Assuming that all values of MBR_DTH_DT evaluate to a Date data type other than the value '00000000', could the following UPDATE SQL fail when running on multiple processors if the CAST were performed before the filter by racing threads?
UPDATE a
SET a.[MBR_DTH_DT] = cast(a.[MBR_DTH_DT] as date)
FROM [IPDP_MEMBER_DEMOGRAPHIC_DECBR] a
WHERE a.[MBR_DTH_DT] <> '00000000'
I am trying to find the source of the following error
Error: 2014-01-30 04:42:47.67
Code: 0xC002F210
Source: Execute csp_load_ipdp_member_demographic Execute SQL Task
Description: Executing the query "exec dbo.csp_load_ipdp_member_demographic" failed with the following error: "Conversion failed when converting date and/or time from character string.". Possible failure reasons: Problems with the query, "ResultSet" property not set correctly, parameters not set correctly, or connection not established correctly.
End Error
It could be another UPDATE or INSERT query, but the otehrs in question appear to have data that is proeprly typed from what I see,, so I am left onbly with the above.
No, it simply sounds like you have bad data in the MBR_DTH_DT column, which is VARCHAR but should be a date (once you clean out the bad data).
You can identify those rows using:
SELECT MBR_DTH_DT
FROM dbo.IPDP_MEMBER_DEMOGRAPHIC_DECBR
WHERE ISDATE(MBR_DTH_DT) = 0;
Now, you may only get rows that happen to match the where clause you're using to filter (e.g.

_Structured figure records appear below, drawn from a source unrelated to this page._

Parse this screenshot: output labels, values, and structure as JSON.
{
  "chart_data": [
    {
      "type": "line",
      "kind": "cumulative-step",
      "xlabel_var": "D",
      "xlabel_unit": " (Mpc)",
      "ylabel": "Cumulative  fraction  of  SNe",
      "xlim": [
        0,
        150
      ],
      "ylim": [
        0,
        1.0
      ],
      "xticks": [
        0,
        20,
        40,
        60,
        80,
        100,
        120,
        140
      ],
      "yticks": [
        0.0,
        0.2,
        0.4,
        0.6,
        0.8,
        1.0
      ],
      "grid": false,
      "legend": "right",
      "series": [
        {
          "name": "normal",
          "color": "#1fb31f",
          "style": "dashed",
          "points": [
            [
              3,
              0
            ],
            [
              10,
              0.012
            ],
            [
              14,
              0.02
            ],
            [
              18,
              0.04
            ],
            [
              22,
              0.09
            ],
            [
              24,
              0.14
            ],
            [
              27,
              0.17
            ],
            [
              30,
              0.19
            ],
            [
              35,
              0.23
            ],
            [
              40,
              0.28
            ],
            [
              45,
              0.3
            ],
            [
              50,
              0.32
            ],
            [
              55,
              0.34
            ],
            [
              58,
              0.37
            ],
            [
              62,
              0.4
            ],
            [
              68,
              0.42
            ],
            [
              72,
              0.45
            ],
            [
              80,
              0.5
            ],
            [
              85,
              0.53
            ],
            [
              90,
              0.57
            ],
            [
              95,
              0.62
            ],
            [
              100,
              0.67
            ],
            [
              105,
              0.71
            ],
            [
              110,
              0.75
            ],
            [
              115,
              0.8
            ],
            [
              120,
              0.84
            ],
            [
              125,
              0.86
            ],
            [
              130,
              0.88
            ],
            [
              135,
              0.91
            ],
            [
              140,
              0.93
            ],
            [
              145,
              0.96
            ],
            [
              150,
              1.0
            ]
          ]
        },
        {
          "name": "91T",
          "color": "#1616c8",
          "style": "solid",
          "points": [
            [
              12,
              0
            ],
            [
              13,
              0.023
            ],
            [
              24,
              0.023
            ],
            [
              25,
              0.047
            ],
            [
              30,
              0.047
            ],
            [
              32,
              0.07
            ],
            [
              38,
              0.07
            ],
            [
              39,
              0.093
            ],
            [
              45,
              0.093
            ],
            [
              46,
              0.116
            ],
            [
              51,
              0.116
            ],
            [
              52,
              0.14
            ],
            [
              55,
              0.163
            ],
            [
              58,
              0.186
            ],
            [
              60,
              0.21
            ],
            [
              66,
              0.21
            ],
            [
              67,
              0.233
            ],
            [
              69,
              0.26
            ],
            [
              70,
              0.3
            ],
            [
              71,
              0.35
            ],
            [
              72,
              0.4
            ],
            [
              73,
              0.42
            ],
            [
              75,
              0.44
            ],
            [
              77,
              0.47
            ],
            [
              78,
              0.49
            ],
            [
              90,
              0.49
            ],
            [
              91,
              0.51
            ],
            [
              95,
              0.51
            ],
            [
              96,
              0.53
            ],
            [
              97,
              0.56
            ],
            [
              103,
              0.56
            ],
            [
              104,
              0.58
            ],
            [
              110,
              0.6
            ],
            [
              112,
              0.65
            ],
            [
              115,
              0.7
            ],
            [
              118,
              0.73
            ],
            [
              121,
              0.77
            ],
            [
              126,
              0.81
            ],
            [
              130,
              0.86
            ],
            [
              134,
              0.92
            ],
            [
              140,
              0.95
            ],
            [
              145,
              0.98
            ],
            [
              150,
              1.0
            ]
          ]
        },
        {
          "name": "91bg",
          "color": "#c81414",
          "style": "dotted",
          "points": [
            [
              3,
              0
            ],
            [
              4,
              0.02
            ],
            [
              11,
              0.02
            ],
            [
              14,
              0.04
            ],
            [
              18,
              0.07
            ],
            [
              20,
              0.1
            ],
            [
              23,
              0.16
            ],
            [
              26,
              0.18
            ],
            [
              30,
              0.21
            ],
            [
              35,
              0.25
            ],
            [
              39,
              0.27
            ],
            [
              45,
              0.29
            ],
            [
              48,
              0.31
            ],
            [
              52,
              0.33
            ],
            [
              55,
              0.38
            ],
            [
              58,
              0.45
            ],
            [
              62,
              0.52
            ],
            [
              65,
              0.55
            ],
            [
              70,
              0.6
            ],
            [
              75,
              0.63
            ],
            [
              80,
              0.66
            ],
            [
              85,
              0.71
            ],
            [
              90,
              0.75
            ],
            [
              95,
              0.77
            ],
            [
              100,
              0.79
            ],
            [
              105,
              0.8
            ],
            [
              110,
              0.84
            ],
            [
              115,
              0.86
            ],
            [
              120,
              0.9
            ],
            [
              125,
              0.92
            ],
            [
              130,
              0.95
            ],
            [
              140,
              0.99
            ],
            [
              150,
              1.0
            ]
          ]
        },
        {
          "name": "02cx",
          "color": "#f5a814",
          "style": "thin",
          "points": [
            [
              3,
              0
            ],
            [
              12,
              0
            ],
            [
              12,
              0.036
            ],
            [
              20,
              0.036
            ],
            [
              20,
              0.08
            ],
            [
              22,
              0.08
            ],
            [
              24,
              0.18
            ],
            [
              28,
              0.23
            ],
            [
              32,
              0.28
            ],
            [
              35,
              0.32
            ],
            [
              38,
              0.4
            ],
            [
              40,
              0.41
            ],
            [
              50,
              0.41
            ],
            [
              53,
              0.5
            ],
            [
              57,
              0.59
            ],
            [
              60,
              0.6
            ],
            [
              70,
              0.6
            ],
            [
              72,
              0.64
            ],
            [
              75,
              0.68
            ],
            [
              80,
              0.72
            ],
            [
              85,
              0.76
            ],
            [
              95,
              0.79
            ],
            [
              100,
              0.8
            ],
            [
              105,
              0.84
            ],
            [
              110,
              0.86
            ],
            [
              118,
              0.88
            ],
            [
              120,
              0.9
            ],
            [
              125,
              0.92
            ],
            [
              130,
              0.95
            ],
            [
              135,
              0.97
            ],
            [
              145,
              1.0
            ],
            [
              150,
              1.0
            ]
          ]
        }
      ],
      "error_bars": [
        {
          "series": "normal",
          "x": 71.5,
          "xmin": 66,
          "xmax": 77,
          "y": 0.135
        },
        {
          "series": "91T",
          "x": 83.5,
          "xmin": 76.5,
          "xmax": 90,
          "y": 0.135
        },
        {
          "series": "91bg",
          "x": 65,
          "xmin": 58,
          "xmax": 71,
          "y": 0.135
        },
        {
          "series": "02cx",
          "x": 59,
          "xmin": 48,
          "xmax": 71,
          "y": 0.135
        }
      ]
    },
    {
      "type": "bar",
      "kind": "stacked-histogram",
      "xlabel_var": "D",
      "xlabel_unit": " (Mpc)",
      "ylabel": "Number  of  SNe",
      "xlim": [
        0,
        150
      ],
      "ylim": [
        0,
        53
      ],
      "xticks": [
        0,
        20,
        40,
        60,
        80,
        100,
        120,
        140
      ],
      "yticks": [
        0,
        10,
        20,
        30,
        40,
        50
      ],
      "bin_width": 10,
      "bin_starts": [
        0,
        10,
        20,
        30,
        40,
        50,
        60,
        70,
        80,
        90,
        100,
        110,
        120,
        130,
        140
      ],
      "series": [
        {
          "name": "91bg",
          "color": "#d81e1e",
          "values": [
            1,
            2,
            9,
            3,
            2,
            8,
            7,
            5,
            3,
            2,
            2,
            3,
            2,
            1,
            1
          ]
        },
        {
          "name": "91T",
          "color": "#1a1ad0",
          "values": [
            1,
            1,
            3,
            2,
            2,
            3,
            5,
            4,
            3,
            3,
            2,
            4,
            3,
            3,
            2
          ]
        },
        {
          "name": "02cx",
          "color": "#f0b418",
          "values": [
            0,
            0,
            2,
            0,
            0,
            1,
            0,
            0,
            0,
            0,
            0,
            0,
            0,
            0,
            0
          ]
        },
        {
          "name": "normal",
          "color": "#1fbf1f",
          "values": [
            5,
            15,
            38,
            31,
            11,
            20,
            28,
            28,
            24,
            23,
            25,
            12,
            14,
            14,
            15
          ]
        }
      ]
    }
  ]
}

MBR_DTH_DT = '00000000').
This has nothing to do with multiple processors, race conditions, etc. It's just that SQL Server can try to perform the cast before it applies the filter.
Randy suggests adding an additional clause, but this is not enough, because the CAST can still happen before any/all filters. You usually work around this by something like this (though it makes absolutely no sense in your case, when everything is the same column):
UPDATE dbo.IPDP_MEMBER_DEMOGRAPHIC_DECBR
SET MBR_DTH_DT = CASE
WHEN ISDATE(MBR_DTH_DT) = 1 THEN CAST(MBR_DTH_DT AS DATE)
ELSE MBR_DTH_DT END
WHERE MBR_DTH_DT <> '00000000';
(I'm not sure why in the question you're using UPDATE alias FROM table AS alias syntax; with a single-table update, this only serves to make the syntax more convoluted.)
However, in this case, this does you absolutely no good; since the target column is a string, you're just trying to convert a string to a date and back to a string again.
The real solution: stop using strings to store dates, and stop using token strings like '00000000' to denote that a date isn't available. Either use a dimension table for your dates or just live with NULL already.
Not likely. Even with multiple processors, there is no guarantee the query will processed in parallel.
Why not try something like this, assuming you're using SQL Server 2012. Even if you're not, you could write a UDF to validate a date like this.
UPDATE a
SET a.[MBR_DTH_DT] = cast(a.[MBR_DTH_DT] as date)
FROM [IPDP_MEMBER_DEMOGRAPHIC_DECBR] a
WHERE a.[MBR_DTH_DT] <> '00000000' And IsDate(MBR_DTH_DT) = 1
Most likely you have bad data are are not aware of it.
Whoops, just checked. IsDate has been available since SQL 2005. So try using it.